De há uns tempos para cá perscruto-me e convenço-me de sintomas de velhice cada vez mais incisivos. Confio-vos um: embora no ler nunca tenha sido fluente — nunca gostando, por isso, de ler em público… — agora se me falha o mais pequeno raio de luz, ainda mais troco as letras.
Algumas trocas fazem-me sorrir, pois geram emparelhamentos estapafúrdios. Num dos últimos, em vez de ler covid — mas quem é que por estes dias não sabe ler c-o-v-i-d? — o meu cérebro soletrou e interiorizou covil. E quando houve de parar por falta de sentido, dei comigo a sorrir-me com o feliz achamento para o tema desta página.
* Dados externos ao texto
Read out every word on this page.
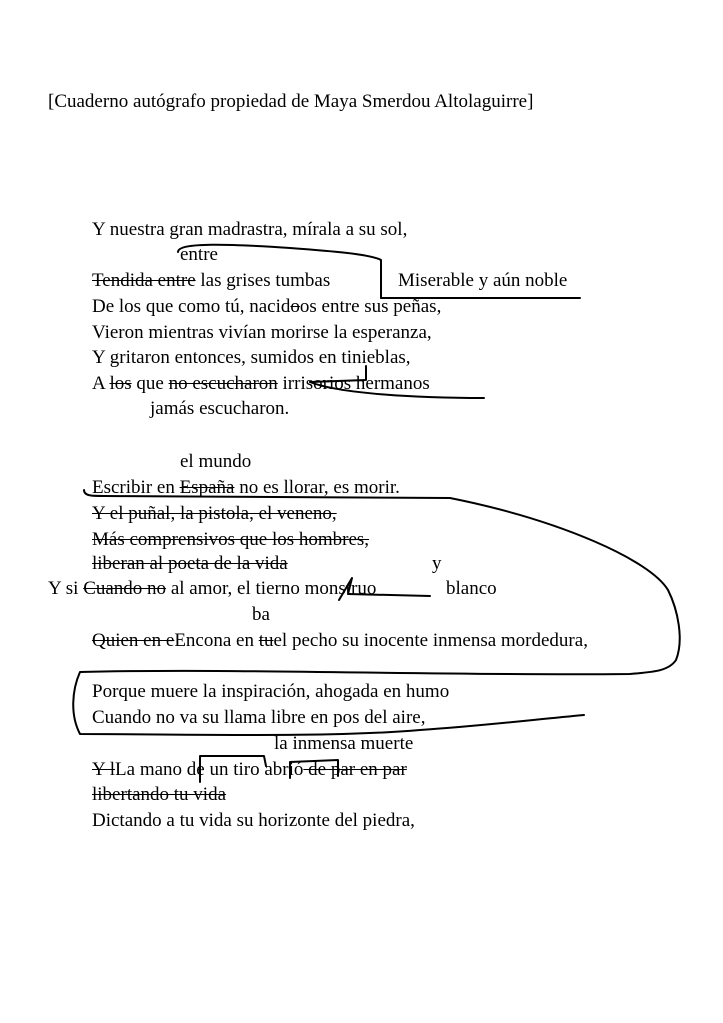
[Cuaderno autógrafo propiedad de Maya Smerdou Altolaguirre]
Y nuestra gran madrastra, mírala a su sol,
entre
Tendida entre las grises tumbas	Miserable y aún noble
De los que como tú, nacidoos entre sus peñas,
Vieron mientras vivían morirse la esperanza,
Y gritaron entonces, sumidos en tinieblas,
A los que no escucharon irrisorios hermanos
jamás escucharon.
el mundo
Escribir en España no es llorar, es morir.
Y el puñal, la pistola, el veneno,
Más comprensivos que los hombres,
liberan al poeta de la vida	y
Y si Cuando no al amor, el tierno monstruo	blanco
ba
Quien en eEncona en tuel pecho su inocente inmensa mordedura,
Porque muere la inspiración, ahogada en humo
Cuando no va su llama libre en pos del aire,
la inmensa muerte
Y lLa mano de un tiro abrió de par en par
libertando tu vida
Dictando a tu vida su horizonte del piedra,
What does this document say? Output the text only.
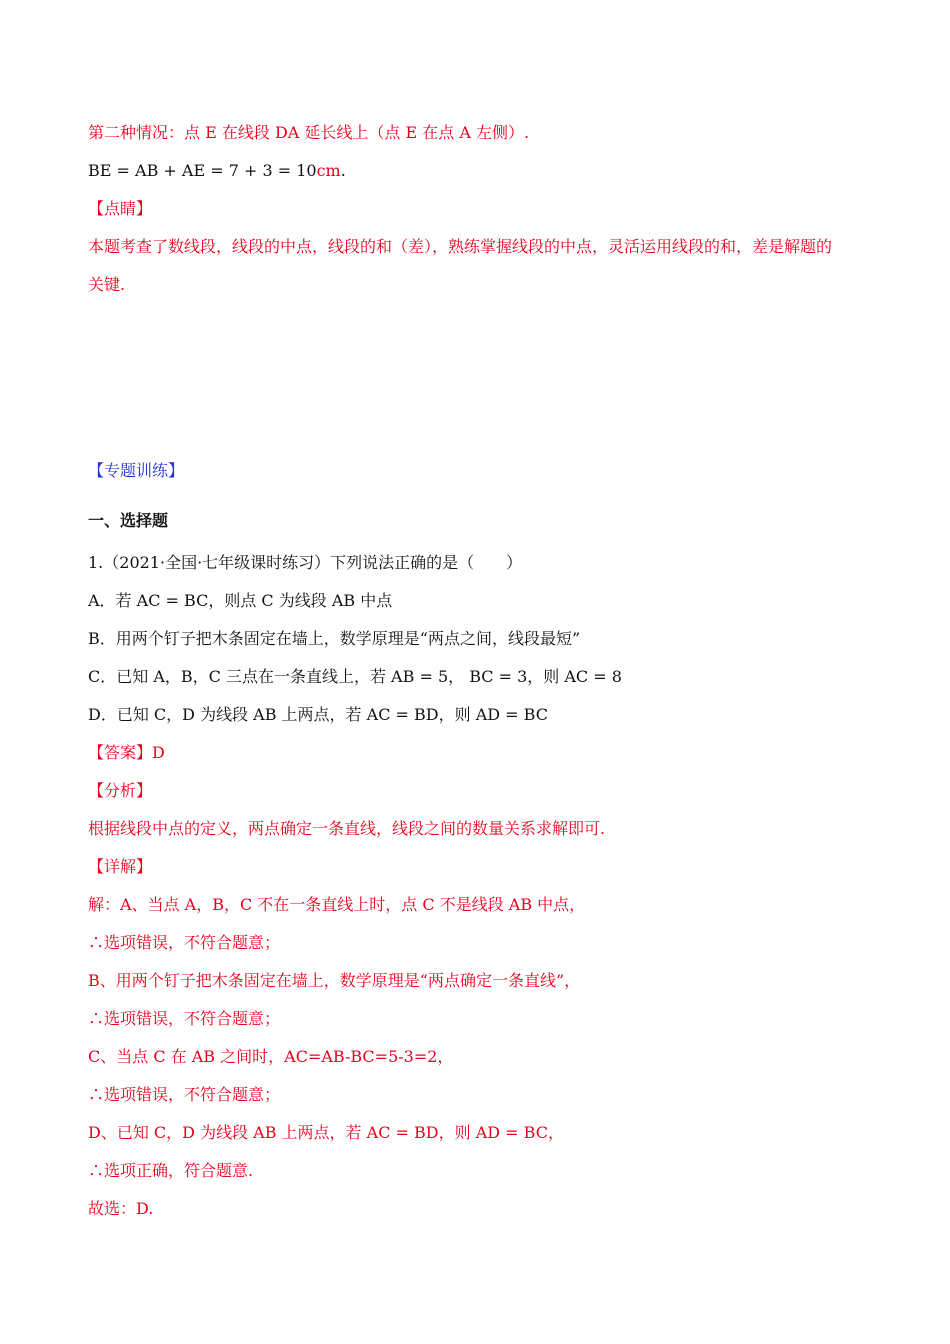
第二种情况：点 E 在线段 DA 延长线上（点 E 在点 A 左侧）.
BE = AB + AE = 7 + 3 = 10cm.
【点睛】
本题考查了数线段，线段的中点，线段的和（差），熟练掌握线段的中点，灵活运用线段的和，差是解题的
关键.
【专题训练】
一、选择题
1.（2021·全国·七年级课时练习）下列说法正确的是（　　）
A．若 AC = BC，则点 C 为线段 AB 中点
B．用两个钉子把木条固定在墙上，数学原理是“两点之间，线段最短”
C．已知 A，B，C 三点在一条直线上，若 AB = 5， BC = 3，则 AC = 8
D．已知 C，D 为线段 AB 上两点，若 AC = BD，则 AD = BC
【答案】D
【分析】
根据线段中点的定义，两点确定一条直线，线段之间的数量关系求解即可.
【详解】
解：A、当点 A，B，C 不在一条直线上时，点 C 不是线段 AB 中点，
∴选项错误，不符合题意；
B、用两个钉子把木条固定在墙上，数学原理是“两点确定一条直线”，
∴选项错误，不符合题意；
C、当点 C 在 AB 之间时，AC=AB-BC=5-3=2，
∴选项错误，不符合题意；
D、已知 C，D 为线段 AB 上两点，若 AC = BD，则 AD = BC，
∴选项正确，符合题意.
故选：D.
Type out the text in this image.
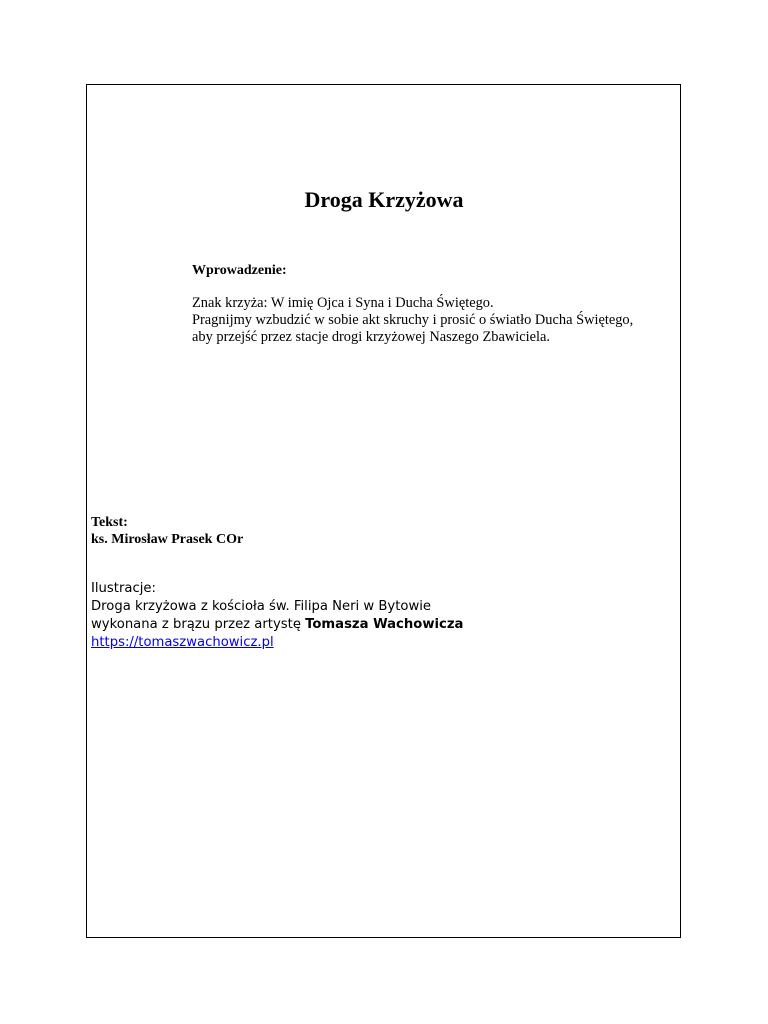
Droga Krzyżowa
Wprowadzenie:
Znak krzyża: W imię Ojca i Syna i Ducha Świętego.
Pragnijmy wzbudzić w sobie akt skruchy i prosić o światło Ducha Świętego,
aby przejść przez stacje drogi krzyżowej Naszego Zbawiciela.
Tekst:
ks. Mirosław Prasek COr
Ilustracje:
Droga krzyżowa z kościoła św. Filipa Neri w Bytowie
wykonana z brązu przez artystę Tomasza Wachowicza
https://tomaszwachowicz.pl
Confesso desconhecer as causas maiores da mortalidade infantil ao tempo do Santo Nascimento. Mas não nos serão, porém, difíceis de alcançar. O que já nos é mais difícil de imaginar (e de crer, e de aceitar, e de anunciar…) é: como é que sendo Deus, o Filho de Deus se fez homem? Como é que o Tudo-Todo se fez nada-nada? O Todopoderoso, todo falho de poder? O Grande, pequenino?
Meu Deus! Tão tudo e tão nada! Meu Deus pequenino, Deus bebé! Deus respirando, Deus dependente do leite do seio da Virgem! Deus a quem a Virgem mudou e lavou as fraldas! Meu Deus…
Meu Deus, Deus e bebé!
Quem, meu Deus, pode aceitar um Deus assim pequenino? Quem pode ter medo dum Deus que se anula, se esvazia, se empequenece? Um Deus necessitado? Pobre? Dependente? Quem pode aceitar um Deus assim, com frio, fome e sede?
Como aceitar um Deus que tem de crescer, precisando de carícias e beijos na barriga?
Acho que vou chorar, só de olhar o presépio!
Ah, meu Deus, meu Deus, Como é que tu, meu Deus, aceitaste vir para mim, como aceitaste nascer numa cova, ser emigrante e fugir às cavalitas dum burrico? Ai, meu Deus, meu Deus, com quantas insensatezes te pagamos tanto bem! Mas quem, afinal, poderá compreender o mistério da Encarnação? — Nem compreendê-lo e muito menos pagá-lo! Sim, que Deus tem de se contentar com muito pouco da nossa parte, que nada é o que temos para dar-Lhe.
Como compreender que Deus tanto se empequeneça, tanto se achique, tanto se humilhe, tanto se esvazie? Tanto… Como compreender?
Ah, mas aonde ia eu? Pois, ao covil. Isso, ao covil. Aí ia eu.
Foi feliz o Papa Bento XVI, quando disse qualquer coisa parecida com: Só alguém como a Virgem Maria para fazer duma cova num monte, um palácio para Deus. Pois é: cova, covil, isso é o Natal: Deus vindo para o mais mal frequentado mundo (se é que há outros mundos, claro!). E ao escolher este, não eleger um palácio para nascer, mas um sítio ruim, uma cova, um covil escuro!
Abandonando a glória e afundando-se num covil como um suspeito, Deus está a dizer o seu lado preferido da vida: o agora mais ruim e impreferido por nós, o covid.
NOTA: Senão tivermos missas de Natal não nos falte o presépio em casa e Jesus no coração.